Mataram (NTBSatu) – Oknum pimpinan yayasan salah satu Pondok Pesantren (Ponpes) di Lombok Barat, inisial AF ditetapkan menjadi tersangka kasus pencabulan dan persetubuhan terhadap santriwatinya, Kamis, 24 April 2025.
“Sudah kita tingkatkan ke penyidikan dan kami menetapkan tersangka terkait dengan persetubuhan,” jelas Kasat Reskrim Polresta Mataram, AKP Regi Halili.
Tersangka telah ditahan sejak Rabu malam di Mapolresta Mataram. “Tersangka sudah kami tahan per rabu, 23 April semalam, di Polresta Mataram,” ungkapnya.
Selama proses hukum berjalan, tersangka bersikap kooperatif dan telah mengakui perbuatannya.
Terdapat dua laporan kepolisian dalam kasus “Walid Lombok” ini, yaitu kasus persetubuhan dan pencabulan. Korban kasus persetubuhan dan pencabulan masing-masing lima orang.

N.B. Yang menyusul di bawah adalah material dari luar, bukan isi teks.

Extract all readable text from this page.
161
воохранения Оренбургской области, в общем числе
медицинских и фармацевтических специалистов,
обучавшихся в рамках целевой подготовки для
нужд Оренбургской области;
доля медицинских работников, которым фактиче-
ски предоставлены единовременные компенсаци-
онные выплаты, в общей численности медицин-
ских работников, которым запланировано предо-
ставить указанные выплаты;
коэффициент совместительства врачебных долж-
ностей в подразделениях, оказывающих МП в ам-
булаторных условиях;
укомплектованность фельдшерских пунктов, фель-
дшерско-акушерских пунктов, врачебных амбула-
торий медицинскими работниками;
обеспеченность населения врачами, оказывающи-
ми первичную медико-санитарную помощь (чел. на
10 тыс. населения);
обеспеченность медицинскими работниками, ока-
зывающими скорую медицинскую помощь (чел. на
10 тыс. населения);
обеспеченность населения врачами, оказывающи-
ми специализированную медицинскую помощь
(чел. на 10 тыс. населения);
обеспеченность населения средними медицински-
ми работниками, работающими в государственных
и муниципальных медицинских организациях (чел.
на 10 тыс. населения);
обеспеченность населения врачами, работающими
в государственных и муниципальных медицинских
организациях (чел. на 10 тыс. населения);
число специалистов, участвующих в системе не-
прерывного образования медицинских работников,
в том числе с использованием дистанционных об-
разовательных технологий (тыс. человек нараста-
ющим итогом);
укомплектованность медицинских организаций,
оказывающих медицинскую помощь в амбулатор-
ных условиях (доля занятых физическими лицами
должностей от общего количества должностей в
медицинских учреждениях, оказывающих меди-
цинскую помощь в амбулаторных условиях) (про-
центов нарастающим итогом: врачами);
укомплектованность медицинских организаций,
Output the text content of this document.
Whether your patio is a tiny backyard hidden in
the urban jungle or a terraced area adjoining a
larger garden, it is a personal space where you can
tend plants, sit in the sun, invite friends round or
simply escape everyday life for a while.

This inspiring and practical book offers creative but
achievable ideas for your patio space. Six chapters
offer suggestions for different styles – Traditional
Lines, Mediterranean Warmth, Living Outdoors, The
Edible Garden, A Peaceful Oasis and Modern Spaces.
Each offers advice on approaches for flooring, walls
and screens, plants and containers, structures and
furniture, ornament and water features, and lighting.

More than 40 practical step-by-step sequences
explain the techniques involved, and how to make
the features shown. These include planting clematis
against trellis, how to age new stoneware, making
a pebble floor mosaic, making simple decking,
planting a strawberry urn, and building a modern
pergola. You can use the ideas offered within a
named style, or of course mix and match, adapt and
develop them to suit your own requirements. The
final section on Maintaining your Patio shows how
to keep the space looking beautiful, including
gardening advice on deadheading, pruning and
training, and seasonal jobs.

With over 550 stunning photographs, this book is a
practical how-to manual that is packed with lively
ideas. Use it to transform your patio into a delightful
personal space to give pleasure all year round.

“Persetubuhan lima orang korban, pencabulan sebenarnya ada empat orang. Kenapa saya bilang lima, karena satu orang menjadi korban keduanya yaitu pencabulan dan persetubuhan,” ucap Regi.
“Pagi ini, ada tiga korban datang lagi. Awalnya 10 orang, karena ada tiga lagi, totalnya menjadi 13 orang korban,” tambahnya.
Kepolisian mengimbau kepada masyarakat, khususnya orang tua santriwati yang anaknya menjadi korban segera melaporkan ke Polresta Mataram. Hal ini bertujuan untuk mencegah anak-anak lain menjadi korban pencabulan dan persetubuhan.
“Bagi para orang tua santriwati yang anaknya pernah jadi korban tersangka, silakan datang ke kami,” imbaunya.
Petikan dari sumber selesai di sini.